— Идет. Все по-честному.
— Обещаешь?
— Да что уж там… обещаю. Значит, по рукам?
— По рукам, дружище.
Ему удаляют левое легкое, а несколько месяцев спустя на правом обнаруживается новый узелок. Он звонит Рэйчел, чтобы сообщить ей об этом.
— Так это же может быть… ну, не знаю, просто уплотнение, — говорит она. — Что-то вроде обыкновенного маленького желвака. Или угря.
— У меня никогда не бывало угрей, — вздыхает Шон.
— Что ж, — после долгого молчания задумчиво предлагает Рэйчел, — возможно, мы с тобой могли бы помолиться друг за друга.
— Ого, какая прекрасная идея, — хмыкает Шон. — Так о чем будем просить?
— Ну, я попрошу, чтобы твой новый узелок оказался доброкачественным, а ты попроси, чтобы издательство Гарвардского университета одобрило мою книгу о Канте.
— Заметано.
Но я останусь глух как к той, так и к другой молитве.
За три недели до того, как я его приберу, Шон пригласит Рэйчел пообедать с ним. Она не была у него дома с того достопамятного ужина в День Благодарения два года назад, а с глазу на глаз они там не встречались уж больше десятка лет. Между двумя приступами жестокого кашля Шон поджаривает отбивные из мяса молодого барашка… Рэйчел накрывает на стол… Шон откупоривает бутылку калифорнийского каберне… Рэйчел готовит салат… и они усаживаются за стол.
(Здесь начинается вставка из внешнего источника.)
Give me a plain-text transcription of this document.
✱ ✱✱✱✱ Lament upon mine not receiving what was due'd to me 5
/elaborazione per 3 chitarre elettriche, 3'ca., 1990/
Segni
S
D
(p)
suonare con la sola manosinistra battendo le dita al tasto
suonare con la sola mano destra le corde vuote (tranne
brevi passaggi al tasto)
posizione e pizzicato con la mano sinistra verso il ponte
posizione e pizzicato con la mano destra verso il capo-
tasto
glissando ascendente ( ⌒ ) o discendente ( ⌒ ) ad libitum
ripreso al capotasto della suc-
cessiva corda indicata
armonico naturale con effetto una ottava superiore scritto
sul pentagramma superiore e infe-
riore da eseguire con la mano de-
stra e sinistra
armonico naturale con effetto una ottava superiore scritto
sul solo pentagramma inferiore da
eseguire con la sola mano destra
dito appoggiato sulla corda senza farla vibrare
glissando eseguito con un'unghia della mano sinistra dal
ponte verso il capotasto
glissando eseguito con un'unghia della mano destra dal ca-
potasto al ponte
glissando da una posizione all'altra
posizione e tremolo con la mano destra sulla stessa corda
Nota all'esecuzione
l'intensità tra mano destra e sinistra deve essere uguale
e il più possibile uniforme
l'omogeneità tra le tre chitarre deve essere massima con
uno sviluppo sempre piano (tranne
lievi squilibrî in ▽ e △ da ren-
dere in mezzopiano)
Рэйчел ест и пьет, смакуя каждый кусок, упиваясь каждым глотком.
— Чудесное вино, — говорит она, поднимая бокал, и неотрывно глядит в глаза Шону, даже не пытается скрыть свое желание запечатлеть в памяти суровую красоту его горящего угрюмого взгляда, сохранить его в себе навсегда. — Чудесное мясо, — говорит она, сознавая, что это мое присутствие в комнате делает трапезу такой лакомой. — Все абсолютно великолепно.
— Для полного счастья не хватает только одного, — замечает Шон.
— А именно?
— Сигареты.
Потом он ее провожает, проходит с нею часть пути, шагая очень медленно. На Мейн-стрит они заходят в цветочный магазин, и Шон покупает дюжину черных и лиловых анютиных глазок в крошенных пластиковых горшочках. Рэйчел всегда была без ума от сумрачных цветов. Этим суждено пережить своего дарителя. Целуя Шона, Рэйчел на миг ощущает в его дыхании мой запах.
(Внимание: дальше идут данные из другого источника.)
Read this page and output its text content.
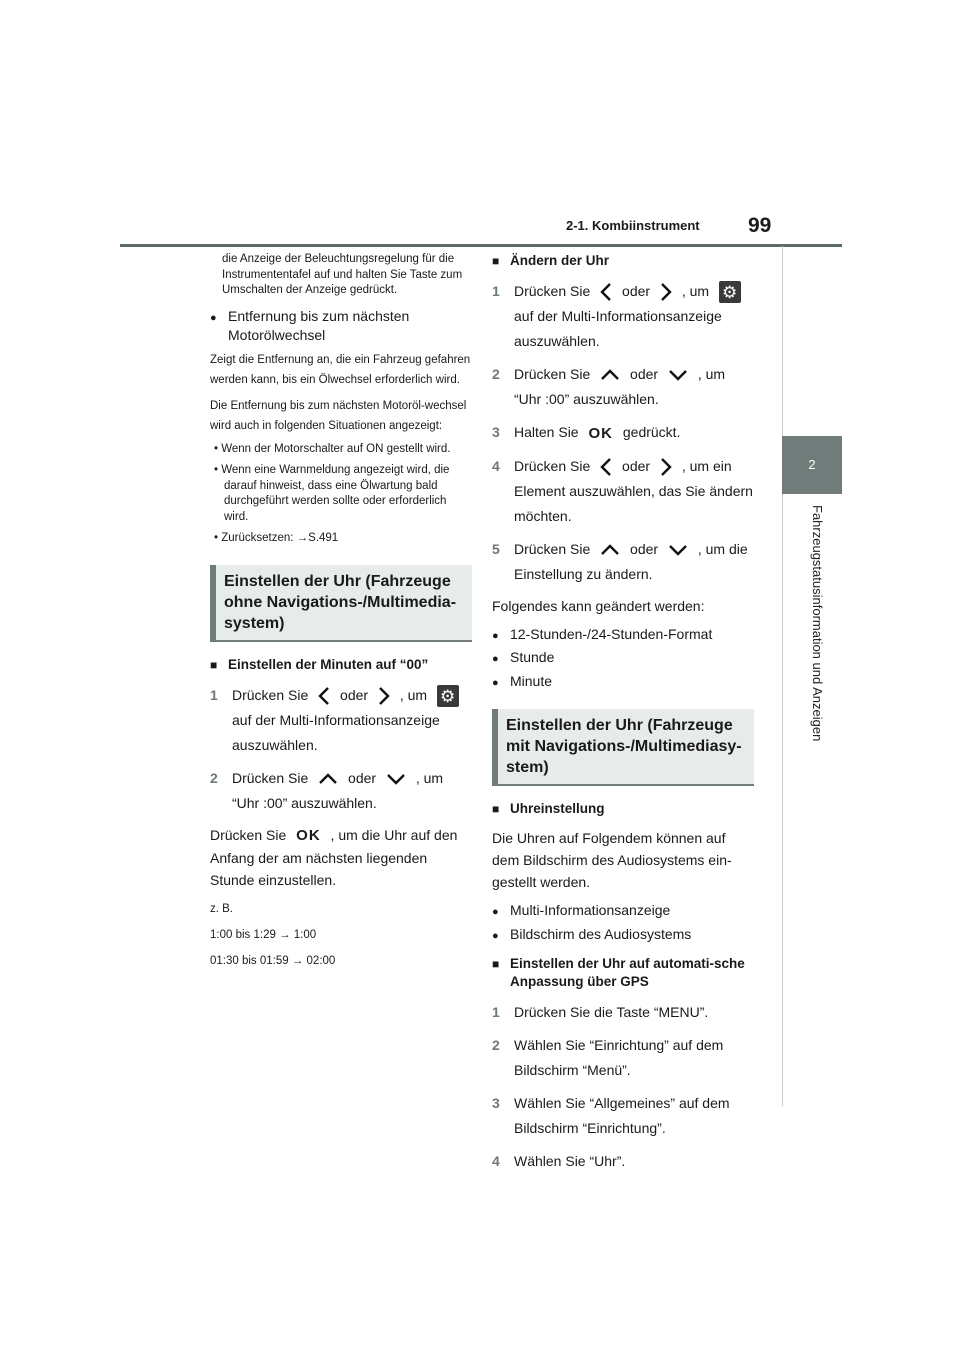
2-1. Kombiinstrument 99
2
Fahrzeugstatusinformation und Anzeigen

die Anzeige der Beleuchtungsregelung für die Instrumententafel auf und halten Sie Taste zum Umschalten der Anzeige gedrückt.

● Entfernung bis zum nächsten Motorölwechsel

Zeigt die Entfernung an, die ein Fahrzeug gefahren werden kann, bis ein Ölwechsel erforderlich wird.

Die Entfernung bis zum nächsten Motoröl-wechsel wird auch in folgenden Situationen angezeigt:

• Wenn der Motorschalter auf ON gestellt wird.

• Wenn eine Warnmeldung angezeigt wird, die darauf hinweist, dass eine Ölwartung bald durchgeführt werden sollte oder erforderlich wird.

• Zurücksetzen: →S.491

Einstellen der Uhr (Fahrzeuge ohne Navigations-/Multimedia-system)

■ Einstellen der Minuten auf “00”

1 Drücken Sie oder , um ⚙ auf der Multi-Informationsanzeige auszuwählen.
2 Drücken Sie	oder	, um “Uhr :00” auszuwählen.

Drücken Sie OK , um die Uhr auf den Anfang der am nächsten liegenden Stunde einzustellen.

z. B.

1:00 bis 1:29 → 1:00

01:30 bis 01:59 → 02:00

■ Ändern der Uhr

1 Drücken Sie oder , um ⚙ auf der Multi-Informationsanzeige auszuwählen.
2 Drücken Sie	oder	, um “Uhr :00” auszuwählen.
3 Halten Sie OK gedrückt.
4 Drücken Sie oder , um ein Element auszuwählen, das Sie ändern möchten.
5 Drücken Sie	oder	, um die Einstellung zu ändern.

Folgendes kann geändert werden:

● 12-Stunden-/24-Stunden-Format

● Stunde

● Minute

Einstellen der Uhr (Fahrzeuge mit Navigations-/Multimediasy-stem)

■ Uhreinstellung

Die Uhren auf Folgendem können auf dem Bildschirm des Audiosystems ein-gestellt werden.

● Multi-Informationsanzeige

● Bildschirm des Audiosystems

■ Einstellen der Uhr auf automati-sche Anpassung über GPS

1 Drücken Sie die Taste “MENU”.
2 Wählen Sie “Einrichtung” auf dem Bildschirm “Menü”.
3 Wählen Sie “Allgemeines” auf dem Bildschirm “Einrichtung”.
4 Wählen Sie “Uhr”.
Через неделю он звонит ей из больницы. Голос у него чужой, искаженный.
— У меня нутро прогнило, Рэйч, — говорит он. — Рэйч, у меня душа гниет.
— Это, наверное, от химиотерапии, — бормочет Рэйчел.
— Нет. Они еще даже не начинали химию. Господи Иисусе, что со мной творится?
На этот вопрос у нее ответа нет, и потому Рэйчел молчит.
— Один тип в моей палате вчера вечером умер, — говорит Шон. — Жена сидела у его изголовья, смотрела по телевизору старину Зайнфельда.
— А какой эпизод? — любопытствует Рэйчел.
— Тот, где он пытается всех уверить, будто он вовсе не ковырял в носу, а только его почесал.
— Ах да, это и вправду очень здорово! Одна из моих любимых сценок!
— Однако же, что бы там ни было, тип в это время как раз Богу душу отдавал. Глаза у него закатились, голова отвалилась назад, я слышал его хрип, а супруга все не переставала спрашивать: «Тебе хорошо слышно у дорогой? Хочешь, я сделаю погромче?» Мне крышка, Рэйч! — внезапно вопит Шон. — Мне крышка!
Она затихает у телефона, молча, терпеливо оставаясь с ним на том конце провода. После долгой паузы он вешает трубку.
Назавтра у него развивается эмболия левого полушария мозга. Утрата речи. Утрата правой, пишущей руки.
Рэйчел сидит у его кровати и смотрит, как он левой рукой неловко царапает в записной книжке. Там появляются очертания сердца, оно перекошено, однако узнать можно, а внутри — четыре начальные буквы их имен.
— Ты меня любишь? — спрашивает Рэйчел.
Шон кивает.
— Я тоже. Я люблю тебя.
Потом он рисует цепочку других букв: T-H-R-I–L-L, выписывает с мучительным трудом, потом яростно зачеркивает.
— Не понимаю, — говорит Рэйчел.
Шон изображает две музыкальные ноты.
— The Thrill Is Gone?
Он утвердительно кивает… и, вконец изнуренный, откидывается на подушку.